The Sun spoke to security expert Dr Andrew Bolster, who revealed how this kind of advancement could be a huge win for cyber-criminals.

"Large Language Models (LLMs) continue to improve over time, and OpenAI's release of their 'o1' model is no exception to this trend," said Dr Bolster, of the Synopsys Software Integrity Group, speaking to The Sun.

"Where this generation of LLM's excel is in how they go about appearing to 'reason'.

"Where intermediate steps are done by the overall conversational system to draw out more creative or 'clever' appearing decisions and responses.

"Or, indeed to self-correct before expressing incorrect responses."

He warned this brainy new system could be used for carrying out clever scams.

"In the context of cybersecurity, this would naturally make any conversations with these 'reasoning machines' more challenging for end-users to differentiate from humans," Dr Bolster said.

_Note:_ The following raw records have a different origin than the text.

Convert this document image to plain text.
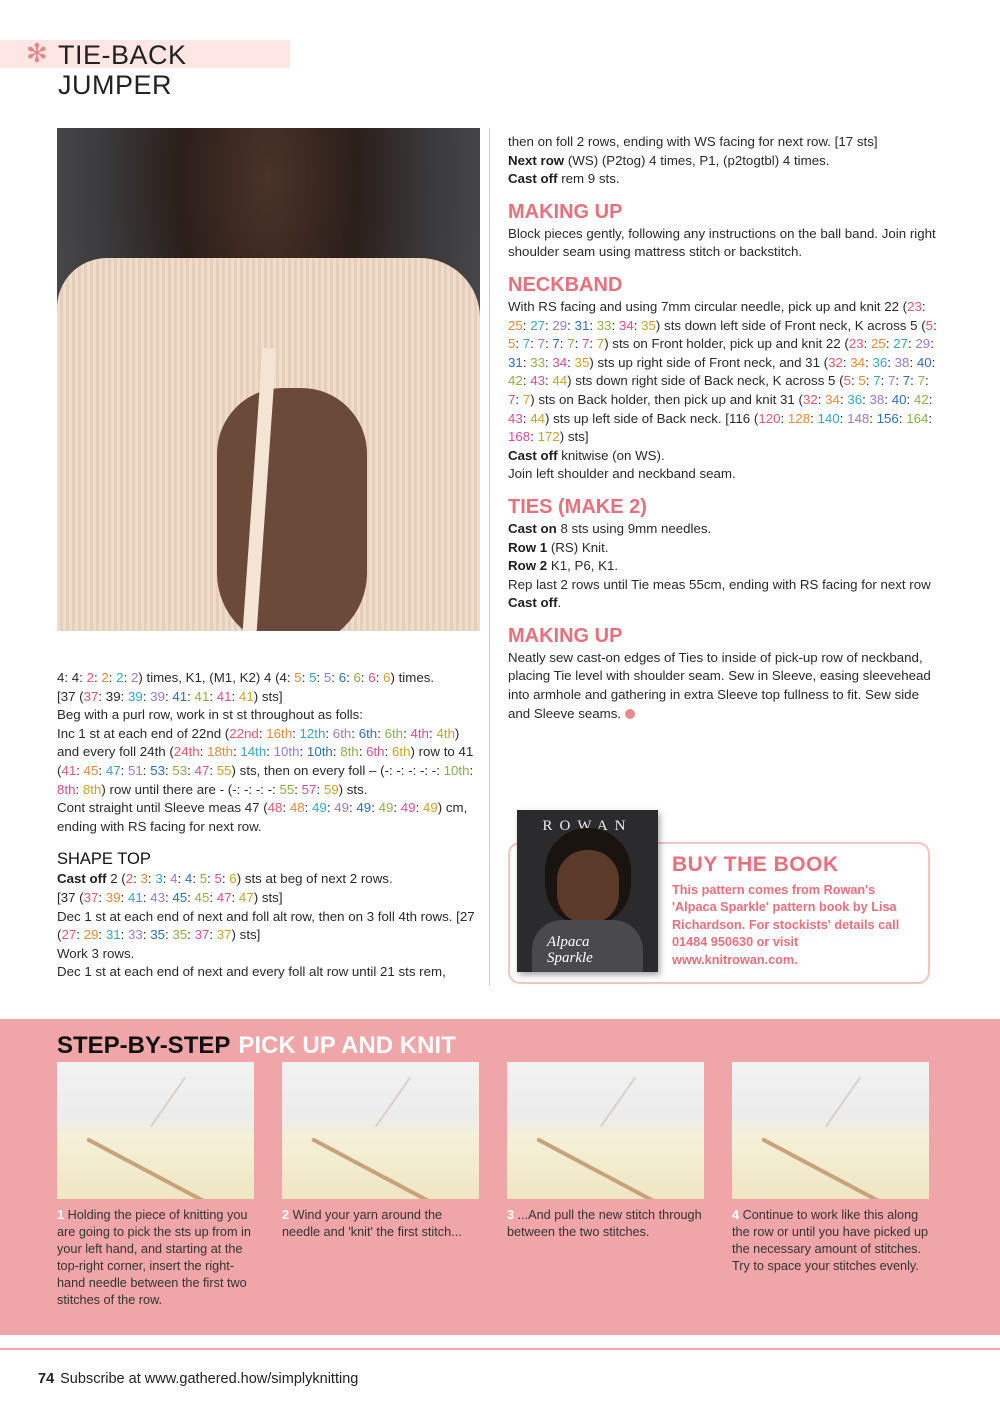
✻ TIE-BACK JUMPER

4: 4: 2: 2: 2: 2) times, K1, (M1, K2) 4 (4: 5: 5: 5: 6: 6: 6: 6) times.
[37 (37: 39: 39: 39: 41: 41: 41: 41) sts]

Beg with a purl row, work in st st throughout as folls:

Inc 1 st at each end of 22nd (22nd: 16th: 12th: 6th: 6th: 6th: 4th: 4th) and every foll 24th (24th: 18th: 14th: 10th: 10th: 8th: 6th: 6th) row to 41 (41: 45: 47: 51: 53: 53: 47: 55) sts, then on every foll – (-: -: -: -: -: 10th: 8th: 8th) row until there are - (-: -: -: -: 55: 57: 59) sts.

Cont straight until Sleeve meas 47 (48: 48: 49: 49: 49: 49: 49: 49) cm, ending with RS facing for next row.

SHAPE TOP

Cast off 2 (2: 3: 3: 4: 4: 5: 5: 6) sts at beg of next 2 rows.

[37 (37: 39: 41: 43: 45: 45: 47: 47) sts]

Dec 1 st at each end of next and foll alt row, then on 3 foll 4th rows. [27 (27: 29: 31: 33: 35: 35: 37: 37) sts]

Work 3 rows.

Dec 1 st at each end of next and every foll alt row until 21 sts rem,

then on foll 2 rows, ending with WS facing for next row. [17 sts]

Next row (WS) (P2tog) 4 times, P1, (p2togtbl) 4 times.

Cast off rem 9 sts.

MAKING UP

Block pieces gently, following any instructions on the ball band. Join right shoulder seam using mattress stitch or backstitch.

NECKBAND

With RS facing and using 7mm circular needle, pick up and knit 22 (23: 25: 27: 29: 31: 33: 34: 35) sts down left side of Front neck, K across 5 (5: 5: 7: 7: 7: 7: 7: 7) sts on Front holder, pick up and knit 22 (23: 25: 27: 29: 31: 33: 34: 35) sts up right side of Front neck, and 31 (32: 34: 36: 38: 40: 42: 43: 44) sts down right side of Back neck, K across 5 (5: 5: 7: 7: 7: 7: 7: 7) sts on Back holder, then pick up and knit 31 (32: 34: 36: 38: 40: 42: 43: 44) sts up left side of Back neck. [116 (120: 128: 140: 148: 156: 164: 168: 172) sts]

Cast off knitwise (on WS).

Join left shoulder and neckband seam.

TIES (MAKE 2)

Cast on 8 sts using 9mm needles.

Row 1 (RS) Knit.

Row 2 K1, P6, K1.

Rep last 2 rows until Tie meas 55cm, ending with RS facing for next row

Cast off.

MAKING UP

Neatly sew cast-on edges of Ties to inside of pick-up row of neckband, placing Tie level with shoulder seam. Sew in Sleeve, easing sleevehead into armhole and gathering in extra Sleeve top fullness to fit. Sew side and Sleeve seams.

ROWAN
Alpaca
Sparkle
BUY THE BOOK
This pattern comes from Rowan's 'Alpaca Sparkle' pattern book by Lisa Richardson. For stockists' details call 01484 950630 or visit www.knitrowan.com.
STEP-BY-STEP PICK UP AND KNIT
1 Holding the piece of knitting you are going to pick the sts up from in your left hand, and starting at the top-right corner, insert the right-hand needle between the first two stitches of the row.
2 Wind your yarn around the needle and 'knit' the first stitch...
3 ...And pull the new stitch through between the two stitches.
4 Continue to work like this along the row or until you have picked up the necessary amount of stitches. Try to space your stitches evenly.
74 Subscribe at www.gathered.how/simplyknitting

"Lending their use to romance scammers or other cybercriminals leveraging these tools to reach huge numbers of vulnerable 'marks'."

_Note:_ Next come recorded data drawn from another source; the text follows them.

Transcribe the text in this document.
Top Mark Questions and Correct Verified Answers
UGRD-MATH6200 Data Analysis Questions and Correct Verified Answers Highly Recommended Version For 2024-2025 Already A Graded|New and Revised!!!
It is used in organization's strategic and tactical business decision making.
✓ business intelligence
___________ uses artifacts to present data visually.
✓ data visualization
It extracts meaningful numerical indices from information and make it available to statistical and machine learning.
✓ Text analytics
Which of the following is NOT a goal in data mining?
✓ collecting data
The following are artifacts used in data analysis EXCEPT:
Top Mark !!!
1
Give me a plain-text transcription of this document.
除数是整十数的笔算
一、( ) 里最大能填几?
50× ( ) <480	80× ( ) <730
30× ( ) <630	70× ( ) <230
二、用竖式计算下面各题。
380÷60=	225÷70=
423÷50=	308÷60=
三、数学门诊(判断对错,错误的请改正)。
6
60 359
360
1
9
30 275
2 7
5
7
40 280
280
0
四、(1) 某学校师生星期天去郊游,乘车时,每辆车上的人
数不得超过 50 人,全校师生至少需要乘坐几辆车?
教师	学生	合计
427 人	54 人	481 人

He warned that they'd be able to carry out lucrative scams cheaply "at scale for a dollar per hundred responses".

"Web users should always be wary of deals that are 'too good to be true'," Dr Bolster told us.

"And [they] should always consult with friends and family members to get a second opinion.

"Especially when someone (or something) on the end of a chat window or even a phone call is trying to pressure you into something."

To combat the new ChatGPT being abused, OpenAI has fitted it out with a whole host of new safety measures.

"As part of developing these new models, we have come up with a new safety training approach that harnesses their reasoning capabilities to make them adhere to safety and alignment guidelines," OpenAI said.

"By being able to reason about our safety rules in context, it can apply them more effectively.

"One way we measure safety is by testing how well our model continues to follow its safety rules if a user tries to bypass them (known as 'jailbreaking').

"On one of our hardest jailbreaking tests, GPT-4o scored 22 (on a scale of 0-100) while our o1-preview model scored 84."

But although it's safer, no AI system is foolproof - so be vigilant when browsing the web so you're ready to spot these costly scams.